For linux you have valgrind which is a suite of many things, and I think memcheck is what you use for memory corruption like this, and for msvc these errors will be handled usually by just turning on the debug profile.
Of course in reality this is why people like using std::vector and never using it's [] operator instead using the .at() function since an exception is better than nothing.
> also lets say I wanted to create some c style strings on the stack instead of
> the free store like the above examples,( read data into c style strings on the
> stack and not on the heap like in my example)
>
> I tried by creating an empty string
> char* one = " ";
>
> I guess this won't work because we are essentially writing past our string
> buffer in all three cases. what would be the way around this? since char is a
> primitive there is no resize function like std::string owns.

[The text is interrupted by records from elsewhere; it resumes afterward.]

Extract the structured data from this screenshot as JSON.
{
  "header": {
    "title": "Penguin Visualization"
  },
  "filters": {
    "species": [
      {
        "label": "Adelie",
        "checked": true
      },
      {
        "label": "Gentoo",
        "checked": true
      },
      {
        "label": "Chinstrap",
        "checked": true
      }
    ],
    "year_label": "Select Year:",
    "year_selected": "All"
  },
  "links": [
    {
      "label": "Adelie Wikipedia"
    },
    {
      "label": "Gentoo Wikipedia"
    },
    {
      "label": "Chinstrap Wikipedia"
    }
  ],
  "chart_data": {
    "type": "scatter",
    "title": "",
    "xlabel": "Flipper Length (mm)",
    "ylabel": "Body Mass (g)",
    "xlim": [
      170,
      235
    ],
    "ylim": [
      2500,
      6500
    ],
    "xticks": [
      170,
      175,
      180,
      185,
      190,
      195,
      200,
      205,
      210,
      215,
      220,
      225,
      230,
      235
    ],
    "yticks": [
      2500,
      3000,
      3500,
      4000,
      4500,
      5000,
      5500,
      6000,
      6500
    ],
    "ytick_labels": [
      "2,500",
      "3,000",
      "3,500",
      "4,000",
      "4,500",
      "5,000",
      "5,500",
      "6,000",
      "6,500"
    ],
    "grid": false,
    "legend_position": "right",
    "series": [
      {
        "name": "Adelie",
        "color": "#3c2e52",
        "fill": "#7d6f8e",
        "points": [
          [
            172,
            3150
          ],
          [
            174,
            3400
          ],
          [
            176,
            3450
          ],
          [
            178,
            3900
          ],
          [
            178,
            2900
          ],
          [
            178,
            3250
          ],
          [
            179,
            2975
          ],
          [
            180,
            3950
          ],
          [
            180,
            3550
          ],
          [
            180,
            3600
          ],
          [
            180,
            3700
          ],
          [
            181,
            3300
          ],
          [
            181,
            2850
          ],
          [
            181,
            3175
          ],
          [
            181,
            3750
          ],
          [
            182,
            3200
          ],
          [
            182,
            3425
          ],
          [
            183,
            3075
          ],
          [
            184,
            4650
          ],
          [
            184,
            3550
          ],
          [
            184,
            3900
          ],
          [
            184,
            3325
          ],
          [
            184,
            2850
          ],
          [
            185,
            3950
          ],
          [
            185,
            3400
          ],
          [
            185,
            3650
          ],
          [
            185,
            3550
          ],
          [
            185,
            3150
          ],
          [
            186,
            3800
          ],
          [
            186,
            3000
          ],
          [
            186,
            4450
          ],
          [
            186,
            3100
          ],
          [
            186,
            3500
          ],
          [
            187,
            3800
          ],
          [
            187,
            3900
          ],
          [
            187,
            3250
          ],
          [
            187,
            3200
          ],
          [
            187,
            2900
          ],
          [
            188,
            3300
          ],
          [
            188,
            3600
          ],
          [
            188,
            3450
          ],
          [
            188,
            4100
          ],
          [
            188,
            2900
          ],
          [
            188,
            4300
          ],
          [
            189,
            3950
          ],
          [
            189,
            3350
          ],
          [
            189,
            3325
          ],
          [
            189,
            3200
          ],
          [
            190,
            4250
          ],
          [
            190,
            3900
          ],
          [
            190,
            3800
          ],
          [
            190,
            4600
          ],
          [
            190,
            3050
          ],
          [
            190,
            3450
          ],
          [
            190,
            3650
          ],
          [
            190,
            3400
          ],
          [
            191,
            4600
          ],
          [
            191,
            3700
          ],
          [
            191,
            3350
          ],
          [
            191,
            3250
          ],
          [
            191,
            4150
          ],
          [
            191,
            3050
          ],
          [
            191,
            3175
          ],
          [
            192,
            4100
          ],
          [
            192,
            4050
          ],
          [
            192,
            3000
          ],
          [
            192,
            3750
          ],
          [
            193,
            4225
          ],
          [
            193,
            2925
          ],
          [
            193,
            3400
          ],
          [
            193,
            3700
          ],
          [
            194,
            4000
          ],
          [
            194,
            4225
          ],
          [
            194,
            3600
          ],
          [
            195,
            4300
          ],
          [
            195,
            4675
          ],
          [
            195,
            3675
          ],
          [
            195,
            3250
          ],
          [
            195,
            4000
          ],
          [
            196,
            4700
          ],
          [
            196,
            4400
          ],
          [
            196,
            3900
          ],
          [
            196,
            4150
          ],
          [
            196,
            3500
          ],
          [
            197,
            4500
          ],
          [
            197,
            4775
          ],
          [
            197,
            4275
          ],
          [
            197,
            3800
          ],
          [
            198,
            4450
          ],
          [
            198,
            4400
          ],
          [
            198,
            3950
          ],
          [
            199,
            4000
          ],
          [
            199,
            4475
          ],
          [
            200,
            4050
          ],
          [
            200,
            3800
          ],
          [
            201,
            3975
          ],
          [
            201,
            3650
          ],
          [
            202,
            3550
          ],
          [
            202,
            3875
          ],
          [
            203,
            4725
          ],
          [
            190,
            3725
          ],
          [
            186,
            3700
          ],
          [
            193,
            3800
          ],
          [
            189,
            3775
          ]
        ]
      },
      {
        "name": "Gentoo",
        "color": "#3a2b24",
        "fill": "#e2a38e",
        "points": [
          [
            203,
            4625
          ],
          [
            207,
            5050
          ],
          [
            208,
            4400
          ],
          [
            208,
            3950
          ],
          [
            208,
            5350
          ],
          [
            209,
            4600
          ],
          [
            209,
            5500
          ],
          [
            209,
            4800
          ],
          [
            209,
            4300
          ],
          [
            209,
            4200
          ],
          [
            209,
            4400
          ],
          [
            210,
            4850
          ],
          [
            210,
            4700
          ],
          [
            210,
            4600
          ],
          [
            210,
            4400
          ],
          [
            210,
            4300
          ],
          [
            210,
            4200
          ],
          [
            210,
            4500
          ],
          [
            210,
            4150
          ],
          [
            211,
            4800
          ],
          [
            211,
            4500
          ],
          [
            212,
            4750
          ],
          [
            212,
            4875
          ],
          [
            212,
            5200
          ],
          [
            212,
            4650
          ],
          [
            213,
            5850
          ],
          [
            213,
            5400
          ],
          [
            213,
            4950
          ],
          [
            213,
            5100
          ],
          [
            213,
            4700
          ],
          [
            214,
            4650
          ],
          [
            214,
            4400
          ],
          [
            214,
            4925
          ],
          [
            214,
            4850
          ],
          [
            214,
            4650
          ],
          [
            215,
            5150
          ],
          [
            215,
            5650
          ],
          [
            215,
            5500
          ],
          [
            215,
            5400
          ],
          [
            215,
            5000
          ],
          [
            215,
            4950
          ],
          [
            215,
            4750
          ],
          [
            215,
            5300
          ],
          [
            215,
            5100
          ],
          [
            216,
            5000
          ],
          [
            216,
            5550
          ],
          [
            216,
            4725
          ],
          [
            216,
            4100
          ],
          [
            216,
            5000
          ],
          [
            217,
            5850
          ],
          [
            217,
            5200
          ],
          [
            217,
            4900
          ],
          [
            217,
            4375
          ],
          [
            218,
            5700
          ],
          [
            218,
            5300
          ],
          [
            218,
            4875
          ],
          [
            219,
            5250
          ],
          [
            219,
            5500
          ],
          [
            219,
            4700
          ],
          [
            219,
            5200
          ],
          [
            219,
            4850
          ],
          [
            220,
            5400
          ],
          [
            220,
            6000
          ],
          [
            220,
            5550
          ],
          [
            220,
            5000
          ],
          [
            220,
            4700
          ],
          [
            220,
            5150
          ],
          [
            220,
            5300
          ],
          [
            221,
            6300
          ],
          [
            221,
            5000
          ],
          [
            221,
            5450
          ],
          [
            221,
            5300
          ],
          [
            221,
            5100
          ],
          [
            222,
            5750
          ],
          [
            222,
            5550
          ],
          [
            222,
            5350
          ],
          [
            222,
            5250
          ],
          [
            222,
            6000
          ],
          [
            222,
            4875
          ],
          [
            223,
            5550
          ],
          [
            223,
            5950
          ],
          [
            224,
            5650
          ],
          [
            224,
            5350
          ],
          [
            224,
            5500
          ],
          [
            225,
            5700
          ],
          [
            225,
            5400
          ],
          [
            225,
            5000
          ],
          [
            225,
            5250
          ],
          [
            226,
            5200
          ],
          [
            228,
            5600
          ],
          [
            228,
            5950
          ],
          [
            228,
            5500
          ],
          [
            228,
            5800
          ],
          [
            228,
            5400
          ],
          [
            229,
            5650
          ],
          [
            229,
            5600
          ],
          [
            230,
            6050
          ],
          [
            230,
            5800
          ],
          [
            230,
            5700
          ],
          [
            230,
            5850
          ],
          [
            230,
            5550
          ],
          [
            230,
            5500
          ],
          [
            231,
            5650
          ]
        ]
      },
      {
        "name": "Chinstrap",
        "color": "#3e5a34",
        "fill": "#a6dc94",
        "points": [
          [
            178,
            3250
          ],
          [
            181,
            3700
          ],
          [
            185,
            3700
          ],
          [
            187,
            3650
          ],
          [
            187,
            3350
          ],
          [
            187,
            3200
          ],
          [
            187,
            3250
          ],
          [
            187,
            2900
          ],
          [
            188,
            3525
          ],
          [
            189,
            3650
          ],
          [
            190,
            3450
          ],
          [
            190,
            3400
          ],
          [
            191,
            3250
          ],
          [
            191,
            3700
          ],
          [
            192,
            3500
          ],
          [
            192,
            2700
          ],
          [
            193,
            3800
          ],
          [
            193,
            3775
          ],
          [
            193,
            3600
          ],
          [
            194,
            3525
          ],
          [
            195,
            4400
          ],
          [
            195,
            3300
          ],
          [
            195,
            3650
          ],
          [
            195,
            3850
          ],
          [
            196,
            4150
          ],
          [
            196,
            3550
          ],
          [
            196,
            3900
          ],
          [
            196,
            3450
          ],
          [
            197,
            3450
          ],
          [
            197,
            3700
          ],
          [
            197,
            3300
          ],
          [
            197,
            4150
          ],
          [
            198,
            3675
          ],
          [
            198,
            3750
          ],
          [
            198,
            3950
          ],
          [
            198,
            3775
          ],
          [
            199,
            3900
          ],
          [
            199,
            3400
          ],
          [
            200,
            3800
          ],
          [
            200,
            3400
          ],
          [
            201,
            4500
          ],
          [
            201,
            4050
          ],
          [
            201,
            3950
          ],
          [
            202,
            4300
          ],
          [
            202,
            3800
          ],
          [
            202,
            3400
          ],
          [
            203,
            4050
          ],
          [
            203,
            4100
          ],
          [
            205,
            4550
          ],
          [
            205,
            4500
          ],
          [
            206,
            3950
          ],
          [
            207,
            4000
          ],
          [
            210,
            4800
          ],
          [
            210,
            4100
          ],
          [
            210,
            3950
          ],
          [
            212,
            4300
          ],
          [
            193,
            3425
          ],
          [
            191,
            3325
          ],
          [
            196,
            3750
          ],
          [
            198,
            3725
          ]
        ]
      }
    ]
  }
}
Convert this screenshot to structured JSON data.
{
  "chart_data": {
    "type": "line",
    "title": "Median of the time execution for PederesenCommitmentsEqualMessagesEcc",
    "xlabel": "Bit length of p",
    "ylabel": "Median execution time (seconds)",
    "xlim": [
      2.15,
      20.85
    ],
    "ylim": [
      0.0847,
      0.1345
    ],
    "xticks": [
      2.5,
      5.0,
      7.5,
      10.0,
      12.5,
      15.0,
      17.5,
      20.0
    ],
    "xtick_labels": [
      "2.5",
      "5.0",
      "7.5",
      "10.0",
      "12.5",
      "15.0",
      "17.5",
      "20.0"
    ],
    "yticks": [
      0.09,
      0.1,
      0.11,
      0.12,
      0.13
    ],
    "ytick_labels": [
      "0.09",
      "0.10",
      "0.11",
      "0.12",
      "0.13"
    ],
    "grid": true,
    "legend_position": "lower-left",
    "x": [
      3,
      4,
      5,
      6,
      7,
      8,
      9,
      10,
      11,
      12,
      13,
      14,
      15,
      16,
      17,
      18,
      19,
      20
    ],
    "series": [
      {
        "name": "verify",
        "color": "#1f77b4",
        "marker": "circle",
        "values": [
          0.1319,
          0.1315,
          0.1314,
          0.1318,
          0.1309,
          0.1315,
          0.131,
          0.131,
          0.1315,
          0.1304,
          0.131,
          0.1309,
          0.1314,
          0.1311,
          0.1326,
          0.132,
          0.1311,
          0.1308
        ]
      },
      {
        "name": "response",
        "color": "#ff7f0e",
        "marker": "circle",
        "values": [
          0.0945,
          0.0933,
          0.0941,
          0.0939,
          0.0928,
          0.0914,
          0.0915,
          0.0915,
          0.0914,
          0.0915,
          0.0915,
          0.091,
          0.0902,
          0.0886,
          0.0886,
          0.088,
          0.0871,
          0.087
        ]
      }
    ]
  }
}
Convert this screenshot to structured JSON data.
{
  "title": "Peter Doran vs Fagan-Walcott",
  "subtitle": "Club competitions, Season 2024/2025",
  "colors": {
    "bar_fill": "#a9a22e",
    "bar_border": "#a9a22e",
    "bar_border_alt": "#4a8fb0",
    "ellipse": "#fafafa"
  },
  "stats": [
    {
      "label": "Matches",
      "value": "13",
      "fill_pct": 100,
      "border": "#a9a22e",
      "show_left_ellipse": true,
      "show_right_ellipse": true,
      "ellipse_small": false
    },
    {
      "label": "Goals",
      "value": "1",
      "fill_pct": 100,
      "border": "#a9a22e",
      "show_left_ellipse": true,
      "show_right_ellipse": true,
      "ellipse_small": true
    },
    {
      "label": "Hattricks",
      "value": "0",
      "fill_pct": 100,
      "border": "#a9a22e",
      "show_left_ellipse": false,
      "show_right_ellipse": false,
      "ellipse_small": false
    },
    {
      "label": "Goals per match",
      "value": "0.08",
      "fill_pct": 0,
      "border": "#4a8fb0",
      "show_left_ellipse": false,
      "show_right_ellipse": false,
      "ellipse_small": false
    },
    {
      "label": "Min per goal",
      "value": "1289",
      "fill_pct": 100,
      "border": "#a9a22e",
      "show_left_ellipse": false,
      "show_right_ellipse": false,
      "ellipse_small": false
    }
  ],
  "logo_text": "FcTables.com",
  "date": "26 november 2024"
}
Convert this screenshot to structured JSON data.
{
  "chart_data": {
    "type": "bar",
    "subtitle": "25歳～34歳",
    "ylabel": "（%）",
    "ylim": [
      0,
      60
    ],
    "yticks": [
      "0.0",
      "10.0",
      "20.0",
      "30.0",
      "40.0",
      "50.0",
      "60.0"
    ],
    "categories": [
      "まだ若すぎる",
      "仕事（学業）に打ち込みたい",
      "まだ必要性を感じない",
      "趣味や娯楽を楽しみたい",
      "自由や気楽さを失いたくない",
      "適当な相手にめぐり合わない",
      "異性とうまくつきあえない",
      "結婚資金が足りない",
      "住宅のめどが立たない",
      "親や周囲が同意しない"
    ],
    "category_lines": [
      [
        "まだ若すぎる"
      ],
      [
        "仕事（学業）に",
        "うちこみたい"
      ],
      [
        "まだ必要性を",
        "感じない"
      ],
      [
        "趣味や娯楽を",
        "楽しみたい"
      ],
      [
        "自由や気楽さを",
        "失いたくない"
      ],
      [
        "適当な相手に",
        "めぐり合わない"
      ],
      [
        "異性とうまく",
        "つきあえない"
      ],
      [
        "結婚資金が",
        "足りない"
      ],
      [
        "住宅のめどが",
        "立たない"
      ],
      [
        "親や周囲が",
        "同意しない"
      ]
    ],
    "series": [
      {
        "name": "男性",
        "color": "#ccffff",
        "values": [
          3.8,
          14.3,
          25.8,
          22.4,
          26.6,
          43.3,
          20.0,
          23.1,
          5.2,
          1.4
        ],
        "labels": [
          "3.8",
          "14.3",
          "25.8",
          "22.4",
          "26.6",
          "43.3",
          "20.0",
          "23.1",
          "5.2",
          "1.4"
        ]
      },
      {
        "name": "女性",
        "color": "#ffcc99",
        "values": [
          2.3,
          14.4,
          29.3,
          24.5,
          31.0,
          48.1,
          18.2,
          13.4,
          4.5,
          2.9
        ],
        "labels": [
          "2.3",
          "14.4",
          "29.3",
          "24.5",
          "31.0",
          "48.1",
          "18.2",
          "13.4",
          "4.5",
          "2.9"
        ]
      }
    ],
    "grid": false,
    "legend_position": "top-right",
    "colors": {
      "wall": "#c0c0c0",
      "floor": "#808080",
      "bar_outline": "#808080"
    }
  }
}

as I said earlier «you can't modify a string literal, so you shouldn't be able to point a non-const pointer to it»
you compiler should have complained about char* one = " "; and perhaps even suggest constchar* one = " ";
the problem is that that memory is not writable
you may simply reserve enough writable memory with char one[42];
of course, if `oneSize' ends up being bigger than 42, then you will write out of bounds.